In the near term, the Ethereum ecosystem will bounce back and forth for a while between its sound money state and its ultrasound money state. In Ethereum's sound money state it will act like Bitcoin with ETH serving as a disinflationary currency. In its ultrasound money state, ETH will be deflationary, a great characteristic for a collateral money to possess. Eventually the Ethereum ecosystem will remain in its ultra sound money state permanently as the amount of ETH burned in transactions will be larger than the amount of ETH issued to process transactions and secure the protocol. And since many transactions in the Ethereum economy will involve stablecoins in different forms including properly decentralized stablecoins, the numeraire and means of payment functions of money will be mostly handled by these stable value instruments.
Central bank issued fiat money is often called high-powered money (aka the monetary base, or M0). M0 refers to the total amount of highly liquid currency issued by a country's central bank. This form of money is "high-powered" because it's the foundation of the broader money supply created through the banking system's credit creation mechanisms.
I like to think of Ethereum as the highest powered money on the planet, but in a different sense:
- Gold and BTC are high-powered money in various senses, but ETH goes beyond.
- Like gold and BTC, ETH is not debt-based (or credit-based) money.
- Like BTC, gold and silver that you hold physically, transactions involving ETH on Ethereum Layer 1 are uncensorable, whether these are simple payments or complex smart-contract-based programs being run.
- Like BTC, ETH is relatively cheap to hold and store securely.
- Ethereum is inexpensive and easy to use, regardless of how much value is involved, e.g. whether a transaction transfers $1 of value or $billions.
- ETH is disinflationary and will become ultra-soundly deflationary.
- ETH is diversely useful and rapidly mobile collateral money.

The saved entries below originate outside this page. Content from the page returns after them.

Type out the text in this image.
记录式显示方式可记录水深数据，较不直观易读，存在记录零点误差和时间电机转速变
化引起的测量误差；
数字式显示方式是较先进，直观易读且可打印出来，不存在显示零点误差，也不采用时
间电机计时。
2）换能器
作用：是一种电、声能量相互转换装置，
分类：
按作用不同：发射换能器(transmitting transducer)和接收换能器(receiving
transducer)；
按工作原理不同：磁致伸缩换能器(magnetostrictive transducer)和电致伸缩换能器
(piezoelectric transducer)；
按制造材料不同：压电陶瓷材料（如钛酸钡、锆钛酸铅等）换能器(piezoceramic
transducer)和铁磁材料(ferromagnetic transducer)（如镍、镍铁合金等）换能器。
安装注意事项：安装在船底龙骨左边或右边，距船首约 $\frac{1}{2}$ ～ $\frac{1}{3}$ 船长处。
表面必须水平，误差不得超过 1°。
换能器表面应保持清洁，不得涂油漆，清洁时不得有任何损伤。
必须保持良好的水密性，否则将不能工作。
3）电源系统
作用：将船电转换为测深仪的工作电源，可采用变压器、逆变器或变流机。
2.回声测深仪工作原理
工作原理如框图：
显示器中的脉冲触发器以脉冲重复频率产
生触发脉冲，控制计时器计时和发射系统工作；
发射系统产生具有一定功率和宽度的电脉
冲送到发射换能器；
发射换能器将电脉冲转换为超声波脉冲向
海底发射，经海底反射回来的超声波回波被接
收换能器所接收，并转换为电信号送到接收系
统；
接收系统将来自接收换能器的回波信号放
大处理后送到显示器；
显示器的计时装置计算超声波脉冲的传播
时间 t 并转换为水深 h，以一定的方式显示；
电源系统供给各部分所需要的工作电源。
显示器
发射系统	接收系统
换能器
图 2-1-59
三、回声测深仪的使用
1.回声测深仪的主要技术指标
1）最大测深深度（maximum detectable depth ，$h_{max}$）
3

- ETH and BTC cannot be used by a despot of a nation state to financially exploit or financially repress the citizenry. This is likely to have positive geopolitical ramifications over time.
- ETH is programmable money. You can attach arbitrary logic to transactions. You can build an entire economy on smart contract-based agreements and business processes. (See Shodai Network.)
- ETH is the base money of an exponentially growing ecosystem that should see growth for decades. As such its current monetary premium will continue to grow because everyone will have to hold some. Some of the current monetary premium of ETH is speculative, because despite how dominant Ethereum is in the smart contract-enabled blockchain ecosystem, it has not yet hit its stride.
- Machine intelligence is going to supercharge every scientific and technological pursuit and grow global GDP larger and faster than any of us can imagine. And it will be Ethereum L1 and modular Ethereum L2s that undergird the bulk of the important high-valued agreements, transactions, payment flows, and complex business processes on which the next generation decentralized economy will run.
In the episode, John Gillen referred to @ethlabs_org and @ethereuminsti (Ethereum Institutional) as high powered organizations. What he meant by that is that they are both non-profit, credibly neutral stewards and builders of the Ethereum protocol, network and ecosystem. Ethereum is a sovereign network that cannot at this point be shut down, corrupted or co-opted by powerful nation states, unless they exercised unreasonable and catastrophic measures.
The transformation that hybrid human-machine intelligence operating on decentralized infrastructure will effect over the next few years and decades for financial, social networking and governance activities is unfathomable. Governments, big money and big business have now accepted this. Not financial advice.